For the surface form extraction from the texts and its differentiation from OCR errors and LLM hallucinations, a set of surface form changes was constructed for 19th-century Latin American Spanish. The complete set of known changes with an example for each case is presented in Table B1.

(Previous, Corrected) Example
(á, a) & (a, á) hara \rightarrow hará
(é, e) & (e, é) fué \rightarrow fue
(í, i) & (i, í) decia \rightarrow decía
(ó, o) & (o, ó) ocasion \rightarrow ocasión
(ú, u) & (u, ú) ningun \rightarrow ningún
(i, y) & (y, i) mui \rightarrow muy
(j, g) & (g, j) jente \rightarrow gente
(v, b) & (b, v) gravado \rightarrow grabado
(s, x) & (x, s) espiró \rightarrow expiró
(j, x) & (x, j) méjico \rightarrow méxico
(c, s) & (s, c) faces \rightarrow fases
(s, z) & (z, s) dies \rightarrow diez
(z, c) doze \rightarrow doce
(q, c) quatro \rightarrow cuatro
(n, ñ) senor \rightarrow señor
(ni, ñ) senior \rightarrow señor
(k, qu) nikel \rightarrow níquel
(k, c) kiosko \rightarrow quiosco
(ou, u) boulevar \rightarrow bulevar
(s, bs) suscriciones \rightarrow subscripciones
(c, pc) suscriciones \rightarrow subscripciones
(s, ns) trasportar \rightarrow transportar
(t, pt) setiembre \rightarrow septiembre
(rt, r) libertar \rightarrow liberar
(r, rr) & (rr, r) vireinato \rightarrow virreinato
(...lo, lo ...) cambiólo \rightarrow lo cambió
(...se, se ...) acercóse \rightarrow se acercó
Table B1: Set of Surface Form Changes for its extraction from dataset (2)
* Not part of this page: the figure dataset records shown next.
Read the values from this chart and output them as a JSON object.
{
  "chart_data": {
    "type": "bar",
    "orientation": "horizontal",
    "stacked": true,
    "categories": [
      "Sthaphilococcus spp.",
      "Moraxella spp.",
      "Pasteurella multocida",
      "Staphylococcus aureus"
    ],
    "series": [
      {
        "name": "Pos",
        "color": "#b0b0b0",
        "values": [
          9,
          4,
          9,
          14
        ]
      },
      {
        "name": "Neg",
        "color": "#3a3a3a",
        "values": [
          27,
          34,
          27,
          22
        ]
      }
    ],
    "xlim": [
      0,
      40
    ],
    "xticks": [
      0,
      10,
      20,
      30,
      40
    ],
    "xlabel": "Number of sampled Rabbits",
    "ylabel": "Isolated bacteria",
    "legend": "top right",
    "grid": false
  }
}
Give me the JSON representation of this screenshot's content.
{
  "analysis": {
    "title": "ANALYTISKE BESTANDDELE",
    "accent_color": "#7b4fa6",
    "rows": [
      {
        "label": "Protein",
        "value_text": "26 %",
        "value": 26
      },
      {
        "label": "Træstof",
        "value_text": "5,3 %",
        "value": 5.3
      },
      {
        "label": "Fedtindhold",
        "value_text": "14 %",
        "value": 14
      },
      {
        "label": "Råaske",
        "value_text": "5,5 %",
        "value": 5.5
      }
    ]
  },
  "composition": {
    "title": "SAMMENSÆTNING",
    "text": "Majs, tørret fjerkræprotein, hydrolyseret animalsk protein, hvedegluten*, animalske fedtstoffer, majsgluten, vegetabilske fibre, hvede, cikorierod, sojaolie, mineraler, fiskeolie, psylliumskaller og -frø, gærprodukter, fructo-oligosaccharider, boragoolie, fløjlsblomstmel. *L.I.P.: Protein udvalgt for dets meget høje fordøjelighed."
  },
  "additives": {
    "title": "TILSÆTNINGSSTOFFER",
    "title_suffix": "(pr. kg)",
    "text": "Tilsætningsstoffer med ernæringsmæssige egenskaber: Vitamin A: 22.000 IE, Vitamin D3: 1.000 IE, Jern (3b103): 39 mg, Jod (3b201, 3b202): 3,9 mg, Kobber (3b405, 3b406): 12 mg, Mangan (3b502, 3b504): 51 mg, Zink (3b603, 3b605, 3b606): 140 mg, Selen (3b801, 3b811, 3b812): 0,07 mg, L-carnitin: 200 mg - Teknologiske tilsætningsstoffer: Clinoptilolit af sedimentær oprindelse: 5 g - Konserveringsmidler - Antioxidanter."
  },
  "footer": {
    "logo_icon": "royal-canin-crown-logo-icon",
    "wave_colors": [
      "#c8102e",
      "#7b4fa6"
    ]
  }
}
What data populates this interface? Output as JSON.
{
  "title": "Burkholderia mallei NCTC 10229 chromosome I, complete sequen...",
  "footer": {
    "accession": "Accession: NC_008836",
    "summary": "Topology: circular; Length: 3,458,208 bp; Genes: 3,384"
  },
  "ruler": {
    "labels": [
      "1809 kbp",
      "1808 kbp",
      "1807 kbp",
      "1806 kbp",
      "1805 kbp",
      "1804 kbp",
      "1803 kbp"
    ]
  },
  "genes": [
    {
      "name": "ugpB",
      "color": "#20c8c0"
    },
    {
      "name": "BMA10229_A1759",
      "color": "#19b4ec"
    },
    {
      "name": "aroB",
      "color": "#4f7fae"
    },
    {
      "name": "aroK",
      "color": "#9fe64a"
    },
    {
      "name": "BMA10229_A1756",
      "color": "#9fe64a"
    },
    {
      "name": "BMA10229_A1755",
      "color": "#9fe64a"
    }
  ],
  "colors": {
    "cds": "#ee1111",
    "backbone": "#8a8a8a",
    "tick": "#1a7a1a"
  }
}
Appendix C OCR Errors Form Changes

There’s also a set of known changes for OCR errors, presented in Table C1.

(Previous, Corrected) Observation
(6, ó)
(6, o)
(1, y) 1 \rightarrow i \rightarrow y
(4, a)
Table C1: Set of OCR Error Changes for its classification

Note that these known changes don’t cover the whole dataset’s OCR error cases, and are just a predefined set for quickly detecting some of the most common cases.